Senators Christopher Coons (D-Del.) and Johnny Isakson (R-Ga.) recently introduced the ASPIRE Act, also referred to as the Access, Success, and Persistence in Reshaping Education Act of 2016 to the Senate committee on Health, Education, Labor, and Pensions. The bill aims to increase access for low-income and marginalized students with an emphasis on closing the completion gap in institutions of higher education. The bill is self-sustaining in that it funds itself through the development of a system of penalties and corresponding completion grants awarded to qualifying institutions.
The legislation proposes that the Secretary of Education create two thresholds, one to determine the bottom 5% of institutions with the lowest percentages of Pell grant recipients; and the other to determine the bottom 5% of institutions with the lowest degree completion rates. Coons and Isakson suggest that the institutions with the lowest degree completion rates are high-access institutions for low-income individuals, while those with the lowest percentages of Pell grant recipients are low-access institutions. The sponsors suggest that after the thresholds are determined, and bottom 5% institutions are identified, institutions will be notified of their position in the bottom 5% and low-access institutions will incur a monetary penalty that will, in turn, be given to high-access institutions through a Completion Improvement Program.
Once notified of their ranking, institutions have 90 days to appeal to the Secretary of Education and prove one of three circumstances that would bump them past the 5% mark: a miscalculation of the threshold ranking, that the institution’s percentage of Pell Grant recipients when averaged for the past two years in addition to the current academic year places it at or above the threshold, or if the percentage of Pell Grant recipients for the current year is sufficiently high as determined by the Secretary.
Institutions that do not successfully appeal will be required to develop a plan within at least a year of notification for how to rise above the threshold. Low-access institutions will then have to pay a penalty in an amount determined by the number of Pell grant recipients that will need to enroll to rise above the threshold mark. Institutions will not be allowed to pay penalties with institutional federal based aid or through increased tuition costs. High-access institutions will receive grant funding equal to that of the institution’s “Pell Weight,” which is a percentage determined by dividing the institution’s Pell enrollment for the fiscal year by the total Pell enrollment for the fiscal year. Grant funding is made available through the creation of a Completion Improvement Program and awarded through the Department of Education (ED), as proposed in the Act. An institution cannot receive more than $2M of Completion Improvement funding for any given fiscal year.
The funding received by high-access institutions can be used in a number of ways to improve opportunities for low-income and marginalized students. Some of these options include: investment in Federal work-study programs, academic advising and support services, expansion of remedial and accelerated course offerings, increased loan counseling services, and efforts to close completion gaps. The Secretary of Education can also award non-financial rewards to institutions that have a record of efforts around college affordability, attendance, and success for low-income students. Examples of non-financial rewards include some leniency around standard reporting requirements, receiving extra points in ED grant competitions, receiving preference for experimental sites, and waiving disbursement delays.
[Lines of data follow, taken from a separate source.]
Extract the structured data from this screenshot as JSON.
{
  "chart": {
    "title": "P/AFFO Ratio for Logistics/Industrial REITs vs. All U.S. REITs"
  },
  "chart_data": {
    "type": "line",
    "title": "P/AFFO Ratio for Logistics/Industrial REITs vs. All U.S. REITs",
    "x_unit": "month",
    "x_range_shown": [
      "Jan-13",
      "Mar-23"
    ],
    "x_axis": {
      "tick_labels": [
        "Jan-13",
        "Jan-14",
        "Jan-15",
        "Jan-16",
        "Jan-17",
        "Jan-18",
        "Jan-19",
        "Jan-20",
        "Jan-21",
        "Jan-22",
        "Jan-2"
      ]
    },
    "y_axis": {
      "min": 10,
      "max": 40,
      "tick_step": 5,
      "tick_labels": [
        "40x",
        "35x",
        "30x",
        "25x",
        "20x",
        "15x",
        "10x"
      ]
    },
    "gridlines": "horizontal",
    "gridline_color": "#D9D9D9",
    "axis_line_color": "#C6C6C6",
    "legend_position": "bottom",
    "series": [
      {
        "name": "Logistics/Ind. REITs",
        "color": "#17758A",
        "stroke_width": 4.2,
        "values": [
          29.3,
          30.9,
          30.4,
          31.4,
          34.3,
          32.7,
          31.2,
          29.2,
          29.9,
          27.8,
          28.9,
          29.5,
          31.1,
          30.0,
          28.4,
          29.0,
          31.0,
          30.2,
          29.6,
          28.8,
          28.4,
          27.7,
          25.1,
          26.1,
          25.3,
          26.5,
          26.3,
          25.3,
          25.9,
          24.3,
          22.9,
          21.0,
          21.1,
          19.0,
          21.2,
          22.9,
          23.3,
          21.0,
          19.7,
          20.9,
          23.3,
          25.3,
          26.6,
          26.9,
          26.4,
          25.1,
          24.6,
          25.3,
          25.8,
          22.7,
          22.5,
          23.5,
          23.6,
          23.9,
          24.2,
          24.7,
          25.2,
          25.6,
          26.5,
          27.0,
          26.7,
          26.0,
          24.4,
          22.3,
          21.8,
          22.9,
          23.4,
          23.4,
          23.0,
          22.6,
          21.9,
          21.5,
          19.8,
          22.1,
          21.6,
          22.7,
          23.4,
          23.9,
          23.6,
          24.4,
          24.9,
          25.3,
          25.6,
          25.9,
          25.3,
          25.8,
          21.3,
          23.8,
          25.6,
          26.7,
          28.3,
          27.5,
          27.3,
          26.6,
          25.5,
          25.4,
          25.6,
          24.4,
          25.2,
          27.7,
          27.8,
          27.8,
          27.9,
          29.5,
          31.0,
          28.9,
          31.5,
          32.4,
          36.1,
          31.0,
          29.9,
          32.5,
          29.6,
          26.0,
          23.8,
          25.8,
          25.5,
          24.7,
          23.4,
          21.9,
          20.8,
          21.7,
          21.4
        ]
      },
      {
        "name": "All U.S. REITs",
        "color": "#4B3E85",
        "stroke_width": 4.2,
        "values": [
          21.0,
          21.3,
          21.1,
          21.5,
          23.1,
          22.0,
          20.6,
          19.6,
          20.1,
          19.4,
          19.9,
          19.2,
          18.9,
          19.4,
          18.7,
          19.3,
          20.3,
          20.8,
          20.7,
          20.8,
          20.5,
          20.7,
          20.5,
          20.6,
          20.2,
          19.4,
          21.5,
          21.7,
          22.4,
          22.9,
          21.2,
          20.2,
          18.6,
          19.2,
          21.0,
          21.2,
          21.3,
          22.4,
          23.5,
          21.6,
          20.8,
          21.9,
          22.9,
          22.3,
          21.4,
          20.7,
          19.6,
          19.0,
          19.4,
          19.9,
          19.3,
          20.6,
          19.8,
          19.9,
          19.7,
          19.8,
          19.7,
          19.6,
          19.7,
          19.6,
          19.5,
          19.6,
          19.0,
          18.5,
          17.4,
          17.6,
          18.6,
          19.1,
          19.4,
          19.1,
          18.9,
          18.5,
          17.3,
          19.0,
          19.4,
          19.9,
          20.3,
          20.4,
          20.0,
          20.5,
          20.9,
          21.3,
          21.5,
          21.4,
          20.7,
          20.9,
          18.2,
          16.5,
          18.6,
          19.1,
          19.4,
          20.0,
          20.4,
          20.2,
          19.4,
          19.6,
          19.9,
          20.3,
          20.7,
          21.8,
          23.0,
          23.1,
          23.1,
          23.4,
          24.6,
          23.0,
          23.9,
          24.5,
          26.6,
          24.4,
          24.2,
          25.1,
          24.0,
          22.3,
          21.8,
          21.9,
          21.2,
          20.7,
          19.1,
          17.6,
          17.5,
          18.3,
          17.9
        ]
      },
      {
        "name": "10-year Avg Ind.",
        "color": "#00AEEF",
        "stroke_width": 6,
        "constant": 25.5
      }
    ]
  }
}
Institutions that are unable to rise above the threshold for college completions rates after four years of receiving funding will have to start returning funding. As outlined through the bill, the Secretary of Education will only reward those institutions that can provide a means for improvement through recordable measures of success over a span of six years. These institutions will be penalized 25% of funding for the fifth fiscal year beneath the threshold, 50% of funding for the sixth fiscal year, and will no longer be eligible for funding the seventh year. These penalties will be used to continue to fund the Completion Improvement Program. The Secretary holds the right to waive any penalties at any time if they are deemed harmful to the student body.
Finally, the bill proposes the creation on an online best practices platform, where successful institutional outcomes can be recorded for future use by institutions. However, prior to implementation, we cannot know for sure if this specific system of penalties and rewards will create an atmosphere where we can truly determine best practices for closing the completion gap. Only through careful feedback loops and program evaluation after the Act is operationalized are best practices likely to be determined. Activities outlined through the Completion Improvement Program sound promising because they encourage measurable outcomes. However, the scope of such measurable outcomes may need to expand to encompass more difficult-to-measure, but important improvement outcomes such as mental health services or peer-based support.
The ASPIRE bill sponsors are prepared for it to be enacted during the 2017-2018 academic year. The bill is backed by such higher education advocates as Education Trust, Education Reform Now, and the Institute for Higher Education Policy.